= Hendrik Jacob Wikar =

Finnish explorer

Henrik Jakob Wikar or Hendrik Jakob Wikar (born 28 October 1752 Kokkola, Finland (at that time Sweden)) was a Finnish explorer who travelled in Southern Africa and wrote his journal describing the life of the Khoisan people.

Wikar's father was Jakob Johan Wikar, a land surveyor and a deputy of the Riksdag of the Estates, and his mother was Margareta Carlborg, his father's second wife.

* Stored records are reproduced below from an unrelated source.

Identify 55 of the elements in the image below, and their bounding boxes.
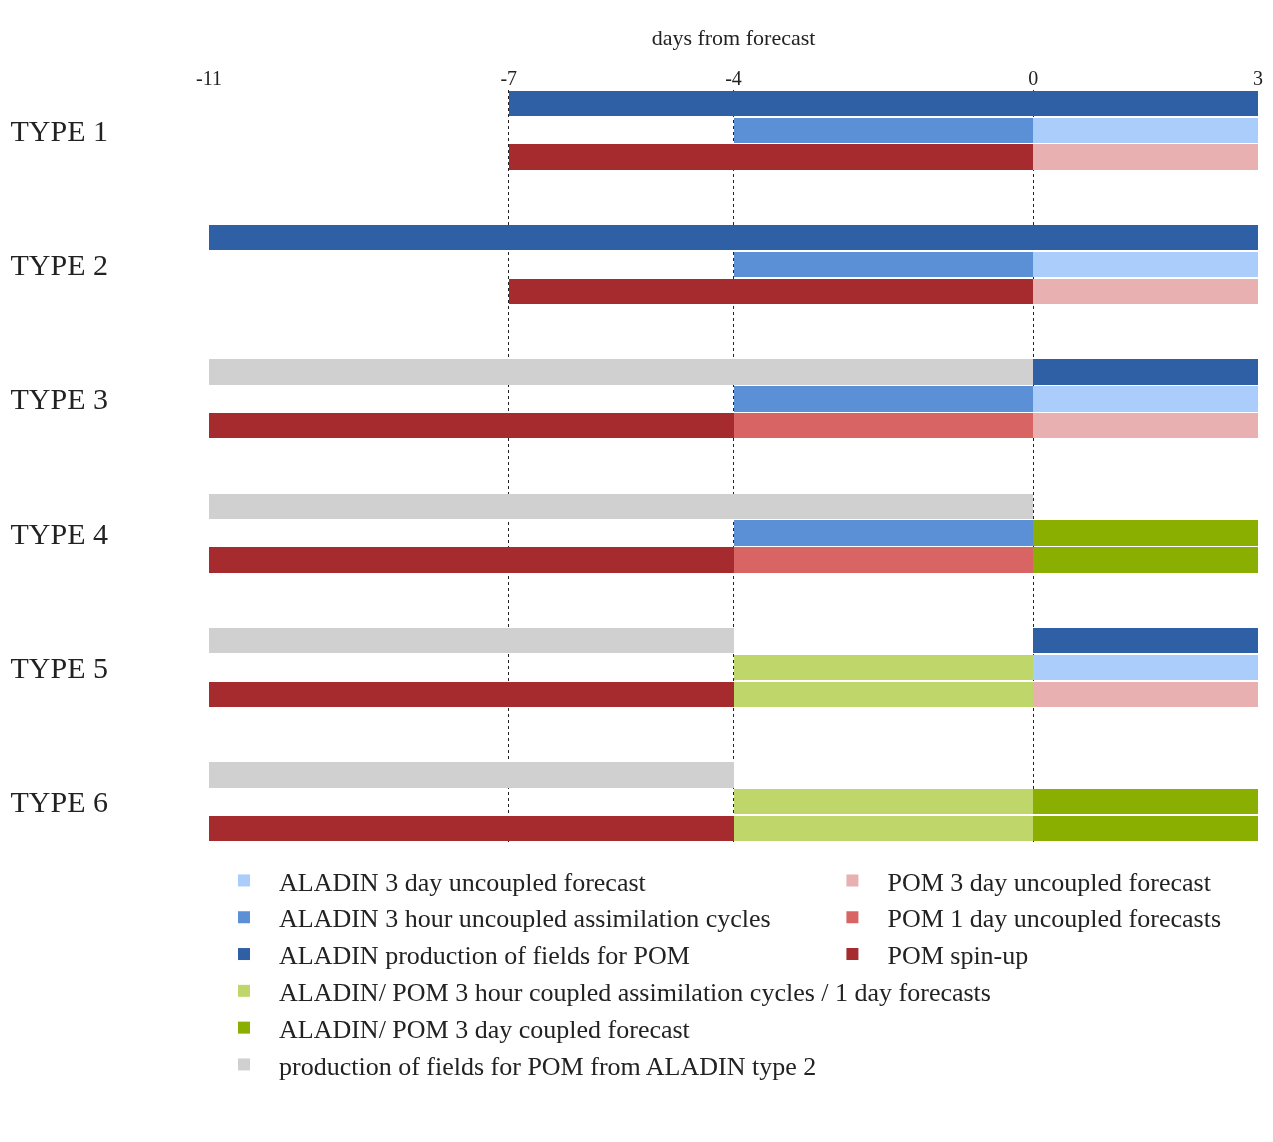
bar xyxy=(734,520,1033,546)
bar xyxy=(209,494,1033,519)
bar xyxy=(734,413,1033,438)
bar xyxy=(734,682,1033,707)
legend-label: ALADIN 3 day uncoupled forecast xyxy=(279,867,647,897)
bar xyxy=(209,225,1258,250)
bar xyxy=(734,655,1033,680)
bar xyxy=(1033,628,1258,653)
bar xyxy=(1033,252,1258,277)
bar xyxy=(209,628,734,653)
bar xyxy=(734,118,1033,143)
bar xyxy=(1033,144,1258,170)
bar xyxy=(1033,655,1258,680)
y-tick-label: TYPE 5 xyxy=(10,650,108,684)
y-tick-label: TYPE 2 xyxy=(10,248,108,282)
legend-label: ALADIN 3 hour uncoupled assimilation cycles xyxy=(279,904,771,934)
bar xyxy=(509,144,1033,170)
bar xyxy=(209,413,734,438)
bar xyxy=(509,91,1258,116)
bar xyxy=(209,682,734,707)
bar xyxy=(1033,279,1258,304)
legend-label: POM spin-up xyxy=(887,941,1029,971)
legend-label: POM 3 day uncoupled forecast xyxy=(887,867,1212,897)
bar xyxy=(734,252,1033,277)
legend-label: ALADIN/ POM 3 hour coupled assimilation cycles / 1 day forecasts xyxy=(279,977,991,1007)
bar xyxy=(1033,118,1258,143)
bar xyxy=(1033,413,1258,438)
bar xyxy=(1033,359,1258,385)
legend-label: production of fields for POM from ALADIN type 2 xyxy=(279,1051,817,1081)
y-tick-label: TYPE 1 xyxy=(10,113,108,147)
x-tick-label: 3 xyxy=(1253,67,1263,89)
bar xyxy=(734,789,1033,814)
x-axis-title: days from forecast xyxy=(651,24,816,50)
bar xyxy=(1033,816,1258,841)
x-tick-label: -4 xyxy=(725,67,742,89)
bar xyxy=(734,547,1033,573)
bar xyxy=(734,816,1033,841)
legend-label: POM 1 day uncoupled forecasts xyxy=(887,904,1222,934)
x-tick-label: -11 xyxy=(196,67,222,89)
y-tick-label: TYPE 3 xyxy=(10,382,108,416)
y-tick-label: TYPE 4 xyxy=(10,516,108,550)
bar xyxy=(209,547,734,573)
bar xyxy=(1033,682,1258,707)
bar xyxy=(734,386,1033,412)
x-tick-label: 0 xyxy=(1028,67,1039,89)
bar xyxy=(209,762,734,788)
legend-label: ALADIN production of fields for POM xyxy=(279,941,690,971)
bar xyxy=(1033,386,1258,412)
y-tick-label: TYPE 6 xyxy=(10,785,108,819)
bar xyxy=(509,279,1033,304)
x-tick-label: -7 xyxy=(500,67,518,89)
bar xyxy=(209,816,734,841)
legend-label: ALADIN/ POM 3 day coupled forecast xyxy=(279,1014,691,1044)
bar xyxy=(1033,789,1258,814)
bar xyxy=(209,359,1033,385)
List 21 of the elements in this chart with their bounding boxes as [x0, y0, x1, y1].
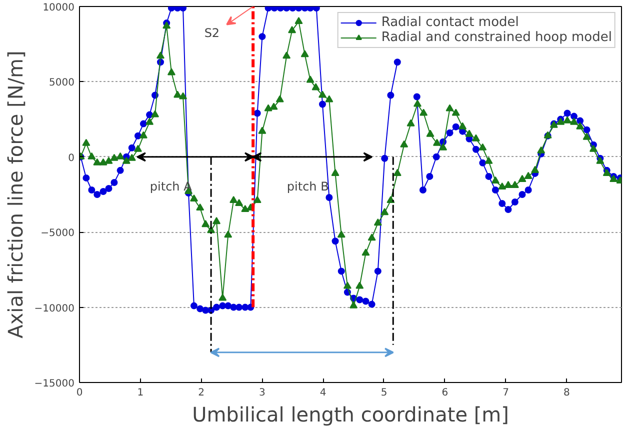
y-tick-label: 10000 [42, 2, 74, 14]
y-axis-title: Axial friction line force [N/m] [3, 50, 28, 338]
x-tick-label: 1 [137, 388, 144, 398]
x-tick-label: 0 [76, 388, 83, 398]
x-tick-label: 3 [259, 388, 266, 398]
x-tick-label: 6 [442, 388, 448, 398]
y-tick-label: −5000 [40, 228, 74, 240]
x-axis-title: Umbilical length coordinate [m] [192, 402, 509, 426]
x-tick-label: 5 [380, 388, 388, 398]
y-tick-label: −15000 [34, 378, 75, 390]
legend-label: Radial and constrained hoop model [381, 30, 612, 45]
x-tick-label: 7 [502, 388, 509, 398]
y-tick-label: −10000 [34, 303, 75, 314]
x-tick-label: 2 [198, 388, 204, 398]
legend-label: Radial contact model [381, 15, 519, 30]
annotation: pitch B [286, 179, 329, 194]
x-tick-label: 4 [320, 388, 326, 398]
y-tick-label: 5000 [49, 78, 75, 89]
y-tick-label: 0 [68, 152, 75, 164]
x-tick-label: 8 [564, 388, 570, 398]
annotation: S2 [204, 26, 220, 40]
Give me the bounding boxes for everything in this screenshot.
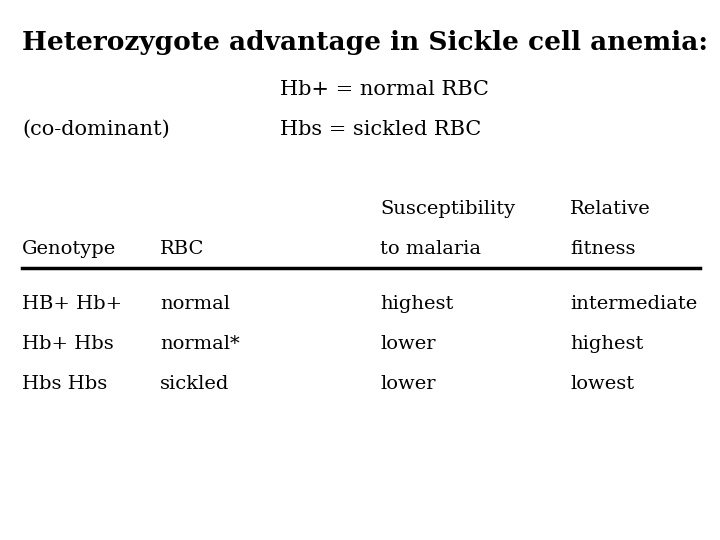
- Text: Hb+ Hbs: Hb+ Hbs: [22, 335, 114, 353]
- Text: Genotype: Genotype: [22, 240, 116, 258]
- Text: Relative: Relative: [570, 200, 651, 218]
- Text: Heterozygote advantage in Sickle cell anemia:: Heterozygote advantage in Sickle cell an…: [22, 30, 708, 55]
- Text: highest: highest: [570, 335, 644, 353]
- Text: Hb+ = normal RBC: Hb+ = normal RBC: [280, 80, 489, 99]
- Text: normal*: normal*: [160, 335, 240, 353]
- Text: to malaria: to malaria: [380, 240, 481, 258]
- Text: sickled: sickled: [160, 375, 230, 393]
- Text: lower: lower: [380, 375, 436, 393]
- Text: Hbs Hbs: Hbs Hbs: [22, 375, 107, 393]
- Text: Susceptibility: Susceptibility: [380, 200, 515, 218]
- Text: (co-dominant): (co-dominant): [22, 120, 170, 139]
- Text: lowest: lowest: [570, 375, 634, 393]
- Text: Hbs = sickled RBC: Hbs = sickled RBC: [280, 120, 481, 139]
- Text: RBC: RBC: [160, 240, 204, 258]
- Text: normal: normal: [160, 295, 230, 313]
- Text: lower: lower: [380, 335, 436, 353]
- Text: intermediate: intermediate: [570, 295, 697, 313]
- Text: HB+ Hb+: HB+ Hb+: [22, 295, 122, 313]
- Text: highest: highest: [380, 295, 454, 313]
- Text: fitness: fitness: [570, 240, 636, 258]
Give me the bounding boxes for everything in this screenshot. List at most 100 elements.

Wikar came from Ostrobothnia and studied in The Royal Academy of Turku in 1769. In 1773 he was employed in Holland by Dutch East India Company. He worked as a clerk in Cape Town in the company's hospital. He had to leave in 1775 as he could not pay his gambling debts and was publicly insulted on the streets of Cape Town and left to explore the north of the Colony where he stayed for four years. From 1778 to July 1779 he wrote his journal there. He was convicted in 1779 as a runagate but his journal saved him: he was pardoned autumn 1779, probably because the journal included some important notes for the Company. He described the rituals and customs of the Khoisan people, and numerous scientists have used his records.

==The Journal==
- Wikar, Hendrik Jacob. 1779. Berigt aan den weleedelen gestrengen Heer Mr Joachim van Plattenbergh van't geene my ondergeteekende ontmoetis wat ik gehoord ende gezien hebbe zeedert dat ik langs de Groote rivier op ende needer gesworven hebbe. Den Haag: Plettenberg-Sammlung, Hollandsche Reichsarchiv. Published for the first time in 1916 in Reizen in Zuid-Afrika in de hollandse tijd, v. 2, ed. E.C. Godée-Molsbergen (publ. by Martinus Nijhoff); new ed. 1935, Van Riebeek Society, Cape Town. Peripherals: L.F. Maingard, "Hendrik Jacob Wikar: his editors, translators and commentators", Bantu studies, v. 10 (1936) p. 31-40.
- English translation: The journal of Hendrik Jacob Wikar (1779) : with an English translation by A. W. van der Horst and the journals of Jacobus Coetsé Jansz: (1760) and Willem van Reenen (1791) with an English translation by Dr. E. E. Mossop. / Edited, with an introduction and footnotes, by Dr. E. E. Mossop. Cape Town, : The Van Riebeeck Society, 1935.